I nodded again, a smile touching my lips at the memory. I thought he was an arrogant asshole. I wasn’t completely wrong, in retrospect. But when he drove my car home to make sure I didn’t drive, I knew he wasn’t a complete dick. Cane and I have always shared some sort of understanding—two black sheep that just “got” each other.
“What did you tell me, Kari?”
“I told you I would do whatever I damn well pleased.”
Cane smiled. “That’s what you should do right now.”
“Whatever I please?”
“I think you need to do whatever you want to do. I don’t know what to say. I rely on Max for this kind of shit. The fact that someone is asking me for advice is kind of scary.”
“Don’t think I don’t know that,” I muttered. I watched the lights blink again, wondering which light was Max’s. “I feel like I’m holding him back, Cane.”
“How do you figure that?”
I turned to face him head on. I wanted to say this bluntly, to get a true reaction out of him. “Look around. See all of this? This is what Max deserves.”
Cane shrugged. “I agree.”
“All of this—is something that I can’t give him.”
“What do you mean? Of course you can.”
I took a deep breath. “When I was a little girl . . .” The words caught in my throat. I took a deep breath and started again, summoning the courage to hear the words out loud. “When I was a little girl, I had an operation. It wasn’t anything serious, really, but there were a few complications. One of them was excessive scar tissue.”
Cane watched me intently, his blue eyes tender.
“I had to have another surgery when I was a teenager. Alice stayed with me in the hospital because Dad didn’t know what to do,” I laughed sadly. “Anyway, to make a long story short and to avoid telling my brother-in-law details I’m not comfortable sharing about my anatomy, I was told that I most likely wouldn’t be able to have kids.”
The realization shone in Cane’s eyes and he put his head in his hands briefly.

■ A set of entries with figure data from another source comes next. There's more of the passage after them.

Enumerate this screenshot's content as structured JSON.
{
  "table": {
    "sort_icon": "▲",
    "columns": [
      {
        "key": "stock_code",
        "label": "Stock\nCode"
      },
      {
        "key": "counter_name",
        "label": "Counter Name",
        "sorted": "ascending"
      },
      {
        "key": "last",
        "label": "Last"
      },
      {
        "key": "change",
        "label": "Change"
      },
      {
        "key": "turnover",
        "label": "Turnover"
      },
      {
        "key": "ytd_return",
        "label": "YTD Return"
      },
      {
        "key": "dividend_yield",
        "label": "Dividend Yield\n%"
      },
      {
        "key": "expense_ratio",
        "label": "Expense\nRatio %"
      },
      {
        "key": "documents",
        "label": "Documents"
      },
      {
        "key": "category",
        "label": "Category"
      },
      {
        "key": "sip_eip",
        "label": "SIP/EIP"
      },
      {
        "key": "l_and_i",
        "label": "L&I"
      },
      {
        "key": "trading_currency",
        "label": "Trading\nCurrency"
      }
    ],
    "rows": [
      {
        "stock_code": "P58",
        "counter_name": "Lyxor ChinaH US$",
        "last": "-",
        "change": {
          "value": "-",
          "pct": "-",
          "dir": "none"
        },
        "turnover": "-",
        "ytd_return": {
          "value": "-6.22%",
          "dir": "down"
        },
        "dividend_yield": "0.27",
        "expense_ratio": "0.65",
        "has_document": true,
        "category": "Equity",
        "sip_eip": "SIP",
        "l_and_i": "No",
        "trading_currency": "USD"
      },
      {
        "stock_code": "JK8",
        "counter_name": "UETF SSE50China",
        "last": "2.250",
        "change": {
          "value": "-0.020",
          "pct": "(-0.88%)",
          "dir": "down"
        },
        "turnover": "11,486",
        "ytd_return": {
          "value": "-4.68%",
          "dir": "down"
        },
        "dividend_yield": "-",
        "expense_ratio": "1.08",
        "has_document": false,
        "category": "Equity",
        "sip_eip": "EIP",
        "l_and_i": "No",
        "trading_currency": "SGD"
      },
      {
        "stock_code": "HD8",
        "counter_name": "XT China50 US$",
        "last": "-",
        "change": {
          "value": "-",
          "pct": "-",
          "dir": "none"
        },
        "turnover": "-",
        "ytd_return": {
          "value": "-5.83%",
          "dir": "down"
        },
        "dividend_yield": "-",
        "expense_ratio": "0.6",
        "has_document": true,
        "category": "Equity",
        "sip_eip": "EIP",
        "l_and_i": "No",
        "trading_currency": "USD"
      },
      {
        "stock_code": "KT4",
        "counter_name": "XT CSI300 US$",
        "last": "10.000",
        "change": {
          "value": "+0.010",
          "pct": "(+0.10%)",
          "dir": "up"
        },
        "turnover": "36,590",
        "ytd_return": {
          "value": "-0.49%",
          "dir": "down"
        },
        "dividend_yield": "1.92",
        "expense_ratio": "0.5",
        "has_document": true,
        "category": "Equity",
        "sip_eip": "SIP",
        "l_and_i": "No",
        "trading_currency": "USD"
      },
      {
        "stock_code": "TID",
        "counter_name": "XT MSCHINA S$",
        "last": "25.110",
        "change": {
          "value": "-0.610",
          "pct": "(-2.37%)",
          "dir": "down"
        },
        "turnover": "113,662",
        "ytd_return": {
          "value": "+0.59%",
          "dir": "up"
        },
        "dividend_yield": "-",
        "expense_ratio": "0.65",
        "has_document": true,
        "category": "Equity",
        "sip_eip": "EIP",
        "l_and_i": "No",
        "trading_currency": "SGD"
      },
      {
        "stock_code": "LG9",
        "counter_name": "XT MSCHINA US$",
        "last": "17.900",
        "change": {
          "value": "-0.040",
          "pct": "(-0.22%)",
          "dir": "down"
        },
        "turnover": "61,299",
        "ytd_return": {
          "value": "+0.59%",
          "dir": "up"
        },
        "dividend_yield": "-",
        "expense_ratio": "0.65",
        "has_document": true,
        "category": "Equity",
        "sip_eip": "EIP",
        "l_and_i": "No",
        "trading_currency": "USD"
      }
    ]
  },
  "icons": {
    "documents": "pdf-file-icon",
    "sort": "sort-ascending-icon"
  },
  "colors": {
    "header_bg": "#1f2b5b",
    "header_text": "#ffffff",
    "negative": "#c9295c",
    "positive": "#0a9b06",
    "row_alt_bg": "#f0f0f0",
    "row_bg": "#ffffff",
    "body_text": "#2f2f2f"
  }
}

He pulled his head up and his eyes back to me. “Fuck, Kari. I’m sorry. I had no idea.”
“Of course you didn’t. How could you have? But here’s the thing—I got pregnant by a miracle a few years ago and I lost the baby.”

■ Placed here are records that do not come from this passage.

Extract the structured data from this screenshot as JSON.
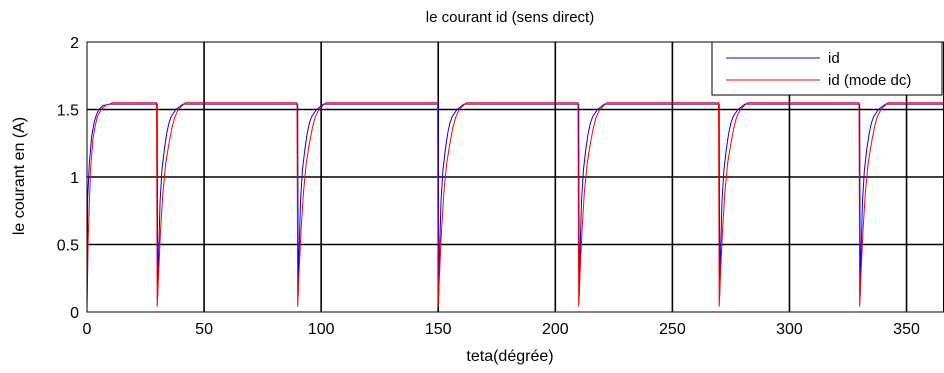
{
  "chart_data": {
    "type": "line",
    "title": "le courant id (sens direct)",
    "xlabel": "teta(dégrée)",
    "ylabel": "le courant en (A)",
    "xlim": [
      0,
      366
    ],
    "ylim": [
      0,
      2
    ],
    "xticks": [
      0,
      50,
      100,
      150,
      200,
      250,
      300,
      350
    ],
    "yticks": [
      0,
      0.5,
      1,
      1.5,
      2
    ],
    "xtick_labels": [
      "0",
      "50",
      "100",
      "150",
      "200",
      "250",
      "300",
      "350"
    ],
    "ytick_labels": [
      "0",
      "0.5",
      "1",
      "1.5",
      "2"
    ],
    "grid": true,
    "legend_position": "top-right",
    "series": [
      {
        "name": "id",
        "color": "#0000ff",
        "x": [
          0,
          0.3,
          1,
          2,
          3,
          4,
          5,
          7,
          10,
          30,
          30.2,
          30.6,
          31.2,
          32,
          33,
          34,
          35,
          36,
          38,
          41,
          90,
          90.2,
          90.6,
          91.2,
          92,
          93,
          94,
          95,
          96,
          98,
          101,
          150,
          150.2,
          150.6,
          151.2,
          152,
          153,
          154,
          155,
          156,
          158,
          161,
          210,
          210.2,
          210.6,
          211.2,
          212,
          213,
          214,
          215,
          216,
          218,
          221,
          270,
          270.2,
          270.6,
          271.2,
          272,
          273,
          274,
          275,
          276,
          278,
          281,
          330,
          330.2,
          330.6,
          331.2,
          332,
          333,
          334,
          335,
          336,
          338,
          341,
          366
        ],
        "y": [
          0.06,
          0.85,
          1.1,
          1.3,
          1.4,
          1.46,
          1.5,
          1.53,
          1.54,
          1.54,
          0.12,
          0.45,
          0.82,
          1.05,
          1.2,
          1.32,
          1.4,
          1.45,
          1.5,
          1.54,
          1.54,
          0.12,
          0.45,
          0.82,
          1.05,
          1.2,
          1.32,
          1.4,
          1.45,
          1.5,
          1.54,
          1.54,
          0.12,
          0.45,
          0.82,
          1.05,
          1.2,
          1.32,
          1.4,
          1.45,
          1.5,
          1.54,
          1.54,
          0.12,
          0.45,
          0.82,
          1.05,
          1.2,
          1.32,
          1.4,
          1.45,
          1.5,
          1.54,
          1.54,
          0.12,
          0.45,
          0.82,
          1.05,
          1.2,
          1.32,
          1.4,
          1.45,
          1.5,
          1.54,
          1.54,
          0.12,
          0.45,
          0.82,
          1.05,
          1.2,
          1.32,
          1.4,
          1.45,
          1.5,
          1.54,
          1.54
        ]
      },
      {
        "name": "id (mode dc)",
        "color": "#ff0000",
        "x": [
          0,
          0.5,
          1.5,
          2.5,
          3.5,
          4.5,
          6,
          8,
          11,
          29.7,
          30,
          30.6,
          31.4,
          32.4,
          33.6,
          35,
          36.2,
          37.4,
          39,
          42,
          89.7,
          90,
          90.6,
          91.4,
          92.4,
          93.6,
          95,
          96.2,
          97.4,
          99,
          102,
          149.7,
          150,
          150.6,
          151.4,
          152.4,
          153.6,
          155,
          156.2,
          157.4,
          159,
          162,
          209.7,
          210,
          210.6,
          211.4,
          212.4,
          213.6,
          215,
          216.2,
          217.4,
          219,
          222,
          269.7,
          270,
          270.6,
          271.4,
          272.4,
          273.6,
          275,
          276.2,
          277.4,
          279,
          282,
          329.7,
          330,
          330.6,
          331.4,
          332.4,
          333.6,
          335,
          336.2,
          337.4,
          339,
          342,
          366
        ],
        "y": [
          0.02,
          0.55,
          1.05,
          1.28,
          1.38,
          1.45,
          1.5,
          1.53,
          1.55,
          1.55,
          0.04,
          0.3,
          0.6,
          0.88,
          1.1,
          1.25,
          1.36,
          1.44,
          1.5,
          1.55,
          1.55,
          0.04,
          0.3,
          0.6,
          0.88,
          1.1,
          1.25,
          1.36,
          1.44,
          1.5,
          1.55,
          1.55,
          0.04,
          0.3,
          0.6,
          0.88,
          1.1,
          1.25,
          1.36,
          1.44,
          1.5,
          1.55,
          1.55,
          0.04,
          0.3,
          0.6,
          0.88,
          1.1,
          1.25,
          1.36,
          1.44,
          1.5,
          1.55,
          1.55,
          0.04,
          0.3,
          0.6,
          0.88,
          1.1,
          1.25,
          1.36,
          1.44,
          1.5,
          1.55,
          1.55,
          0.04,
          0.3,
          0.6,
          0.88,
          1.1,
          1.25,
          1.36,
          1.44,
          1.5,
          1.55,
          1.55
        ]
      }
    ]
  }
}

Tears welled hot in my eyes and I didn’t even fight them. They spilled down my cheeks and onto the blanket.
“There’s a good chance that if I did want to try having a baby, I couldn’t carry it. And feeling that pain of losing a child . . .” I hiccupped through the tears, trying to keep my voice down so I didn’t wake Jada. “I can’t do it again, Cane. I can’t. It’s the most painful thing in the entire world. It’s enough that I don’t even want to try.”
I pressed my face into the blanket and tried to get control of myself. Cane sat next to me and pulled me into his chest. He rocked me back and forth and just held me. I cried enough tears to fill a hole, but not one as deep as the crater in my heart.
Finally, I pulled away and wiped the hair stuck to my face out of my eyes. “I’m sorry,” I sniffled. “I’m just not used to talking about this.”